Underground a vital service for Londoners
Published: 20 May, 2010
• YOU report how maintenance and upgrade work on London Underground is to be brought back in-house (Weekend Northern line closures to be cut, May 20).
Mayor Boris Johnson has decided to acquire the shares of private contractor Tube Lines. Some of us would say, not before time.
The part-privatisation of the Tube was opposed from the beginning.
When the 30-year contracts were signed the then mayor, Ken Livingstone, did not have responsibility for London Underground.
Private-is-best ideologues in New Labour, with Gordon Brown at the Treasury, forced these public-private partnerships on the Tube.

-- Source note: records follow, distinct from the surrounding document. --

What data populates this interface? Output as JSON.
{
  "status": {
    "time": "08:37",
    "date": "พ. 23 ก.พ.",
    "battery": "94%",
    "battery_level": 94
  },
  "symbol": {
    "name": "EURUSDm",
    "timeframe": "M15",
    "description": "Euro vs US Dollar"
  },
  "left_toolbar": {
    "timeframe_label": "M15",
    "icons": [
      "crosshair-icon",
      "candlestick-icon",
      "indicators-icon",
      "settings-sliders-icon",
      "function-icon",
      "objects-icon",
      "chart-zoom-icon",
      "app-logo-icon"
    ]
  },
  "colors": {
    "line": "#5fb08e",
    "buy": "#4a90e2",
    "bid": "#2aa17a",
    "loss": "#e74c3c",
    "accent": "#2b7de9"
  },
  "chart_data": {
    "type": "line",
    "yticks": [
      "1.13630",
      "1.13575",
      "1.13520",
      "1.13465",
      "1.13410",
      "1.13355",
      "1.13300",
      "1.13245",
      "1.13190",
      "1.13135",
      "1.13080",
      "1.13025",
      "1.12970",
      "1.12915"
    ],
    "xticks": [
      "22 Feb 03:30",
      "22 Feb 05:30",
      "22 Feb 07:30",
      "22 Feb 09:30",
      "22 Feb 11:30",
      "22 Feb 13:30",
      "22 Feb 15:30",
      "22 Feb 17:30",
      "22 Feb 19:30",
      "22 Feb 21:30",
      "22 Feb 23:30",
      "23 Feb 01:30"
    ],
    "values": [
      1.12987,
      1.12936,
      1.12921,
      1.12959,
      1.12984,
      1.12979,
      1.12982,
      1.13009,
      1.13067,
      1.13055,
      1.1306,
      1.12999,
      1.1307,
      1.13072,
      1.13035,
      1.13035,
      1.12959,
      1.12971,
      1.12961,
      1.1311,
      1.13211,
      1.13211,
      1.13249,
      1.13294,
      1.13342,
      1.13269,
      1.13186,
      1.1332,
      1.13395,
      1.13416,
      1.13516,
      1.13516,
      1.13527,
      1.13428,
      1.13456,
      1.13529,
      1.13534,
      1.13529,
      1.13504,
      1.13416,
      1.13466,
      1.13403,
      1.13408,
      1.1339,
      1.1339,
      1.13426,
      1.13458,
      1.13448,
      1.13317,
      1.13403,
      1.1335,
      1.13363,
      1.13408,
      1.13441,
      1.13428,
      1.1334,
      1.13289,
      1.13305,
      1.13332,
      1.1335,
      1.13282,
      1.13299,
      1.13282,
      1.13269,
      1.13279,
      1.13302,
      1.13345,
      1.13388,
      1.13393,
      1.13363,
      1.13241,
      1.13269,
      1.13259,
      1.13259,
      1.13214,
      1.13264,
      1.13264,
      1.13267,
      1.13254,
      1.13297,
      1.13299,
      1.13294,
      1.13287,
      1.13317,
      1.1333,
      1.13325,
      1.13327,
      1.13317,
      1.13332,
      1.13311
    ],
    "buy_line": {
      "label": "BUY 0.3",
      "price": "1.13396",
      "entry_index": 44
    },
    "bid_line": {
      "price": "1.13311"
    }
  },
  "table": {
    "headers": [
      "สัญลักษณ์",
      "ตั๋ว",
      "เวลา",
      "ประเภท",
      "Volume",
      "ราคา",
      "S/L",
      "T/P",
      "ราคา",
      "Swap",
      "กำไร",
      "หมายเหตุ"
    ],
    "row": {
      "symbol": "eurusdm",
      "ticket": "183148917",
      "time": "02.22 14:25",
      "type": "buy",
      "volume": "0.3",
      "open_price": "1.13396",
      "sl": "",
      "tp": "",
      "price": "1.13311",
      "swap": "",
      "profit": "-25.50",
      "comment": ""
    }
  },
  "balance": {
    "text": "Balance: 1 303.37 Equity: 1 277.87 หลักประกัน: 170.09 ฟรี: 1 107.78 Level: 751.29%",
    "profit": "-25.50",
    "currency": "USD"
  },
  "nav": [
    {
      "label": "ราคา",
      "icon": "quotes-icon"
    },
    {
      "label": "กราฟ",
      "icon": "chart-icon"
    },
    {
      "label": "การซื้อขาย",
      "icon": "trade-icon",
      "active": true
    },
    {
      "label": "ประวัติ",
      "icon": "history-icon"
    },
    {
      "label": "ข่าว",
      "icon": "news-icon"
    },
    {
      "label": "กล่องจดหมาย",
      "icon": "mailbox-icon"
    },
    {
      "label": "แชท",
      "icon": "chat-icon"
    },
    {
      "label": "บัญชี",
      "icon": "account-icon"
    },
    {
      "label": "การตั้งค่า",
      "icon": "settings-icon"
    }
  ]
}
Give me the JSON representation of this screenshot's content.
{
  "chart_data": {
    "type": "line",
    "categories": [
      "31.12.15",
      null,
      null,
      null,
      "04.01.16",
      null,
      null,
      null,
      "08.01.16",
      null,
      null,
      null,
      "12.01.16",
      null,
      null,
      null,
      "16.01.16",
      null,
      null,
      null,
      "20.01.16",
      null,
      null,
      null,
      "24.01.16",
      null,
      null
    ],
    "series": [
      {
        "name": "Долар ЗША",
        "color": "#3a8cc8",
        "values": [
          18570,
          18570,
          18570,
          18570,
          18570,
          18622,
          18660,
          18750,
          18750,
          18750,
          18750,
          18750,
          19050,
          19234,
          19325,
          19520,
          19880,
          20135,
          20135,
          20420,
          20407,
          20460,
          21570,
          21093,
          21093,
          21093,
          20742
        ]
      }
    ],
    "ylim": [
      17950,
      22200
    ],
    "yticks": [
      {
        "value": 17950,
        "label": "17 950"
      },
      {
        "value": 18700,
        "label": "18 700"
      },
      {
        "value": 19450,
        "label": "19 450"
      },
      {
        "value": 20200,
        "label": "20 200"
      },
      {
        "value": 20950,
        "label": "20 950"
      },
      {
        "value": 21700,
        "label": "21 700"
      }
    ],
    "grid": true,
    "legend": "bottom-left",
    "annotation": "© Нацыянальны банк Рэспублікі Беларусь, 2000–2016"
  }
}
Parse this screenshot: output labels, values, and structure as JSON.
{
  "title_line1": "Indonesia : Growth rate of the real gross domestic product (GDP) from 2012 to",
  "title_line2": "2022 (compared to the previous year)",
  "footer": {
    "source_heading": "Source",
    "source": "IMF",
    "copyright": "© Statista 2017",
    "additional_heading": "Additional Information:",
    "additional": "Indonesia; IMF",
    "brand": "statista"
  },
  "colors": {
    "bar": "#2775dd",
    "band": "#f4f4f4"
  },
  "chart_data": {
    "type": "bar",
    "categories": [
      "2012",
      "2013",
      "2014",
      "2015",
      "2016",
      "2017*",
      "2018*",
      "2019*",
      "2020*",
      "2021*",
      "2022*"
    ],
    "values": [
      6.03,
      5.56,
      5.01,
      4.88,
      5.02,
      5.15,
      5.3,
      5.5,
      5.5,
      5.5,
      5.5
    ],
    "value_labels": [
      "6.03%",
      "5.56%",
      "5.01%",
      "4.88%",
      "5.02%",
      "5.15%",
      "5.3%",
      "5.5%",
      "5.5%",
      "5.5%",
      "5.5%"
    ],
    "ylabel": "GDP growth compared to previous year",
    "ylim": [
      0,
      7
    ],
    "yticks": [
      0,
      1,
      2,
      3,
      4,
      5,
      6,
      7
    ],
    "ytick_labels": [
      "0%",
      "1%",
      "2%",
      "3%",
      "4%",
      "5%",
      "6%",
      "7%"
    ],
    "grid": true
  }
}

Transport for London and Mr Livingstone inherited these contracts when they took over the running of the Underground. TfL mounted an unsuccessful court challenge.
The two private companies Metronet and Tube Lines seemed to close lines at weekends for their own convenience.
Former Camden councillor Lucy Anderson requested that the chief executive of Tube Lines, Terry Morgan, attend a public meeting with angry passengers about Northern line closures. He refused.
In 2007 Metronet went bust at huge cost to the public wallet. At the time, Mr Morgan went on the airwaves stating how Tube Lines operated with a different “business” model. This presumably meant further line closures, overruns and asking the public for even more money.
Now Tube Lines is to go at a price of more hundreds of millions of pounds.
Mr Morgan was awarded the CBE in 2009 and went on to become chairman of the Crossrail project.
Let us hope that the managers at TfL realise that with London Underground they are running a vital public service and not a for-profit commercial business.
They should realign the balance of inconvenience connected with upgrade work in favour of passengers.
They might also now drop the irritating piffle of referring to travellers as “customers”.